Фабиану вспомнилось, что он уже бывал как-то раз на подобном шествии вместе с отцом. Ему было тогда, наверное, лет пять, и отец подсаживал сынишку на плечо, чтобы тот мог лучше разглядеть происходящее и представить себе муки кающихся грешников. Ребенок, он никак не мог понять причину происходящего и поэтому нагнулся к уху отца и шепотом спросил:
— Папа, зачем они это делают?
— Им очень плохо оттого, что они совершили плохие поступки, — объяснил ему отец. — Эти люди пришли сюда показать Богу свое раскаяние.
Фабиан не мог представить себе, как это человеку может быть плохо настолько, что он решил тащить на себе по улице огромный кусок дерева. Одной рукой он крепко вцепился в красно-белый шейный платок, который всегда носил его отец, а другой — в его волосы в страхе свалиться с отцовского плеча и бесследно пропасть в людском водовороте.
Воспоминание почему-то пробудило в нем голод. Фабиан остановился перед лавкой, в которой торговали лепешками-эмпанадос и жареным мясом, купил лепешку с сыром и зашагал дальше. Запах мяса жаренных на углях морских свинок заставил его вспомнить о случае, который произошел вскоре после моего приезда в Эквадор. Когда я узнал, что мясо морских свинок — национальное лакомство, этот факт меня одновременно и удивил, и поверг в негодование, поскольку в Англии я держал в доме морскую свинку, которую очень любил. Фабиан однажды накормил меня этим мясом, сказав о том, кому оно принадлежит, лишь после того, как я прожевал последний кусок. Ему очень хотелось увидеть выражение моего лица. Позднее он признался, что был впечатлен моими актерскими способностями, когда я сделал вид, что услышанное меня нисколько не удивило.
В общем, он доел лепешку и облизал пальцы. Это заставило его вспомнить о Мигеле де Торре и пальце его жены. Фабиану меньше всего хотелось бы иметь такой же сувенир или нечто подобное на память о собственной матери. Однако он не стал бы возражать против локона ее волос — такое часто показывают в фильмах. Его устроила бы, скажем, половинка золотого дублона на цепочке, которую он носил бы до того самого дня, когда состоялась бы долгожданная встреча с матерью.

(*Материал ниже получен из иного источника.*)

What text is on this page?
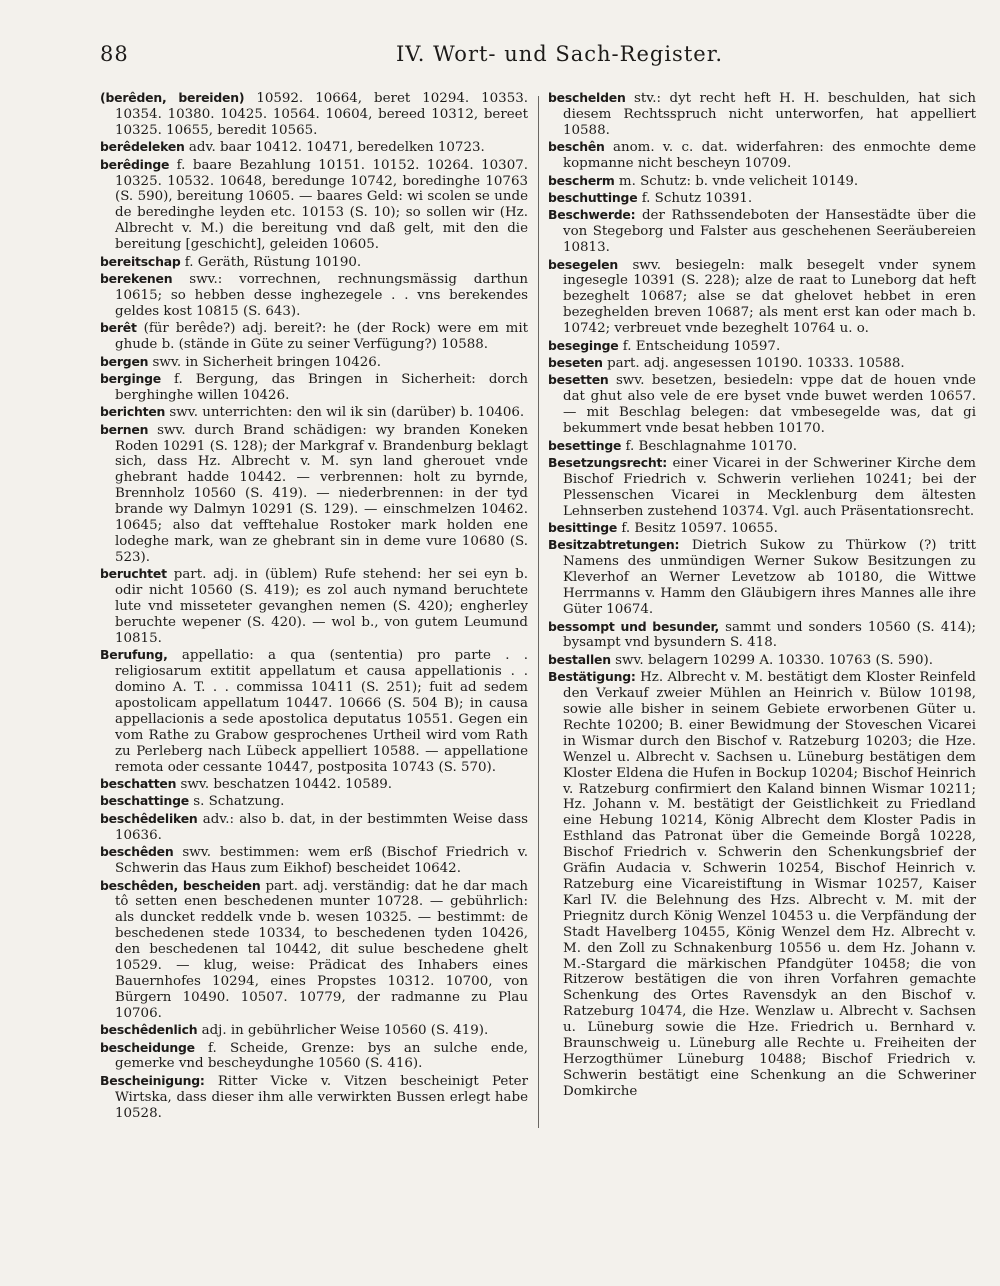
88	IV. Wort- und Sach-Register.

(berêden, bereiden) 10592. 10664, beret 10294. 10353. 10354. 10380. 10425. 10564. 10604, bereed 10312, bereet 10325. 10655, beredit 10565.

berêdeleken adv. baar 10412. 10471, beredelken 10723.

berêdinge f. baare Bezahlung 10151. 10152. 10264. 10307. 10325. 10532. 10648, beredunge 10742, boredinghe 10763 (S. 590), bereitung 10605. — baares Geld: wi scolen se unde de beredinghe leyden etc. 10153 (S. 10); so sollen wir (Hz. Albrecht v. M.) die bereitung vnd daß gelt, mit den die bereitung [geschicht], geleiden 10605.

bereitschap f. Geräth, Rüstung 10190.

berekenen swv.: vorrechnen, rechnungsmässig darthun 10615; so hebben desse inghezegele . . vns berekendes geldes kost 10815 (S. 643).

berêt (für berêde?) adj. bereit?: he (der Rock) were em mit ghude b. (stände in Güte zu seiner Verfügung?) 10588.

bergen swv. in Sicherheit bringen 10426.

berginge f. Bergung, das Bringen in Sicherheit: dorch berghinghe willen 10426.

berichten swv. unterrichten: den wil ik sin (darüber) b. 10406.

bernen swv. durch Brand schädigen: wy branden Koneken Roden 10291 (S. 128); der Markgraf v. Brandenburg beklagt sich, dass Hz. Albrecht v. M. syn land gherouet vnde ghebrant hadde 10442. — verbrennen: holt zu byrnde, Brennholz 10560 (S. 419). — niederbrennen: in der tyd brande wy Dalmyn 10291 (S. 129). — einschmelzen 10462. 10645; also dat vefftehalue Rostoker mark holden ene lodeghe mark, wan ze ghebrant sin in deme vure 10680 (S. 523).

beruchtet part. adj. in (üblem) Rufe stehend: her sei eyn b. odir nicht 10560 (S. 419); es zol auch nymand beruchtete lute vnd misseteter gevanghen nemen (S. 420); engherley beruchte wepener (S. 420). — wol b., von gutem Leumund 10815.

Berufung, appellatio: a qua (sententia) pro parte . . religiosarum extitit appellatum et causa appellationis . . domino A. T. . . commissa 10411 (S. 251); fuit ad sedem apostolicam appellatum 10447. 10666 (S. 504 B); in causa appellacionis a sede apostolica deputatus 10551. Gegen ein vom Rathe zu Grabow gesprochenes Urtheil wird vom Rath zu Perleberg nach Lübeck appelliert 10588. — appellatione remota oder cessante 10447, postposita 10743 (S. 570).

beschatten swv. beschatzen 10442. 10589.

beschattinge s. Schatzung.

beschêdeliken adv.: also b. dat, in der bestimmten Weise dass 10636.

beschêden swv. bestimmen: wem erß (Bischof Friedrich v. Schwerin das Haus zum Eikhof) bescheidet 10642.

beschêden, bescheiden part. adj. verständig: dat he dar mach tô setten enen beschedenen munter 10728. — gebührlich: als duncket reddelk vnde b. wesen 10325. — bestimmt: de beschedenen stede 10334, to beschedenen tyden 10426, den beschedenen tal 10442, dit sulue beschedene ghelt 10529. — klug, weise: Prädicat des Inhabers eines Bauernhofes 10294, eines Propstes 10312. 10700, von Bürgern 10490. 10507. 10779, der radmanne zu Plau 10706.

beschêdenlich adj. in gebührlicher Weise 10560 (S. 419).

bescheidunge f. Scheide, Grenze: bys an sulche ende, gemerke vnd bescheydunghe 10560 (S. 416).

Bescheinigung: Ritter Vicke v. Vitzen bescheinigt Peter Wirtska, dass dieser ihm alle verwirkten Bussen erlegt habe 10528.

beschelden stv.: dyt recht heft H. H. beschulden, hat sich diesem Rechtsspruch nicht unterworfen, hat appelliert 10588.

beschên anom. v. c. dat. widerfahren: des enmochte deme kopmanne nicht bescheyn 10709.

bescherm m. Schutz: b. vnde velicheit 10149.

beschuttinge f. Schutz 10391.

Beschwerde: der Rathssendeboten der Hansestädte über die von Stegeborg und Falster aus geschehenen Seeräubereien 10813.

besegelen swv. besiegeln: malk besegelt vnder synem ingesegle 10391 (S. 228); alze de raat to Luneborg dat heft bezeghelt 10687; alse se dat ghelovet hebbet in eren bezeghelden breven 10687; als ment erst kan oder mach b. 10742; verbreuet vnde bezeghelt 10764 u. o.

beseginge f. Entscheidung 10597.

beseten part. adj. angesessen 10190. 10333. 10588.

besetten swv. besetzen, besiedeln: vppe dat de houen vnde dat ghut also vele de ere byset vnde buwet werden 10657. — mit Beschlag belegen: dat vmbesegelde was, dat gi bekummert vnde besat hebben 10170.

besettinge f. Beschlagnahme 10170.

Besetzungsrecht: einer Vicarei in der Schweriner Kirche dem Bischof Friedrich v. Schwerin verliehen 10241; bei der Plessenschen Vicarei in Mecklenburg dem ältesten Lehnserben zustehend 10374. Vgl. auch Präsentationsrecht.

besittinge f. Besitz 10597. 10655.

Besitzabtretungen: Dietrich Sukow zu Thürkow (?) tritt Namens des unmündigen Werner Sukow Besitzungen zu Kleverhof an Werner Levetzow ab 10180, die Wittwe Herrmanns v. Hamm den Gläubigern ihres Mannes alle ihre Güter 10674.

bessompt und besunder, sammt und sonders 10560 (S. 414); bysampt vnd bysundern S. 418.

bestallen swv. belagern 10299 A. 10330. 10763 (S. 590).

Bestätigung: Hz. Albrecht v. M. bestätigt dem Kloster Reinfeld den Verkauf zweier Mühlen an Heinrich v. Bülow 10198, sowie alle bisher in seinem Gebiete erworbenen Güter u. Rechte 10200; B. einer Bewidmung der Stoveschen Vicarei in Wismar durch den Bischof v. Ratzeburg 10203; die Hze. Wenzel u. Albrecht v. Sachsen u. Lüneburg bestätigen dem Kloster Eldena die Hufen in Bockup 10204; Bischof Heinrich v. Ratzeburg confirmiert den Kaland binnen Wismar 10211; Hz. Johann v. M. bestätigt der Geistlichkeit zu Friedland eine Hebung 10214, König Albrecht dem Kloster Padis in Esthland das Patronat über die Gemeinde Borgå 10228, Bischof Friedrich v. Schwerin den Schenkungsbrief der Gräfin Audacia v. Schwerin 10254, Bischof Heinrich v. Ratzeburg eine Vicareistiftung in Wismar 10257, Kaiser Karl IV. die Belehnung des Hzs. Albrecht v. M. mit der Priegnitz durch König Wenzel 10453 u. die Verpfändung der Stadt Havelberg 10455, König Wenzel dem Hz. Albrecht v. M. den Zoll zu Schnakenburg 10556 u. dem Hz. Johann v. M.-Stargard die märkischen Pfandgüter 10458; die von Ritzerow bestätigen die von ihren Vorfahren gemachte Schenkung des Ortes Ravensdyk an den Bischof v. Ratzeburg 10474, die Hze. Wenzlaw u. Albrecht v. Sachsen u. Lüneburg sowie die Hze. Friedrich u. Bernhard v. Braunschweig u. Lüneburg alle Rechte u. Freiheiten der Herzogthümer Lüneburg 10488; Bischof Friedrich v. Schwerin bestätigt eine Schenkung an die Schweriner Domkirche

Его половинка монеты идеально совпала бы с половинкой матери, и она посмотрела бы на него глазами, в которых застыли слезы. Он стеснялся подобных мыслей и даже огляделся по сторонам, желая убедиться, не заметил ли кто мечтательного, блаженного выражения на его лице. Фабиан никогда не плакал — ни на похоронах отца, ни на заупокойной службе по матери.
Но он видел, как плакал я. Первые дни пребывания в Эквадоре я сильно тосковал по дому. Поэтому кое-кто из моих новых соучеников считал меня жалкой размазней, несмотря на мой странный подвиг с шаром, наполненным водой. Однако по какой-то неясной причине меня нисколько не смущали мои слезы в присутствии других людей. Что касается Фабиана, ему ничто не мешало плакать столько, сколько его душа желает, если бы он захотел. Те обстоятельства, в которых он оказался волей судьбы, предполагали, что он мог вести себя как угодно, и никто не посмел бы его осудить. Его сиротство запустило в действие механизм сочувствия, который скрыто функционировал при любых обстоятельствах. Это давало ему возможность поступать так, как ему заблагорассудится, но все равно Фабиан никогда не плакал.
Мимо него проехал еще один грешник в кресле-каталке. При взгляде на него Фабиан вспомнил несчастного американского собирателя засушенных голов, о котором рассказывал Суарес. Он также вспомнил про то, что — если хорошенько поразмыслить — сам не так уж и плохо живет. По крайней мере ему не приходится тащить добровольно крест, катя при этом кресло. В спицы колеса бедолаги попал ошметок потрохов, и коляска застряла посреди улицы. Выброшенный владельцем какой-то мясной лавки, этот кусок внутренностей, угодивший в колесо, привлек внимание бродячей собаки. Помощь таким людям — не слишком приятное дело, однако Фабиан приблизился к несчастному так, чтобы тот не мог его увидеть, и убрал невольное препятствие, оказавшееся на пути страдальца. Он выбросил потроха в канаву, вытер руку о штаны и зашагал дальше.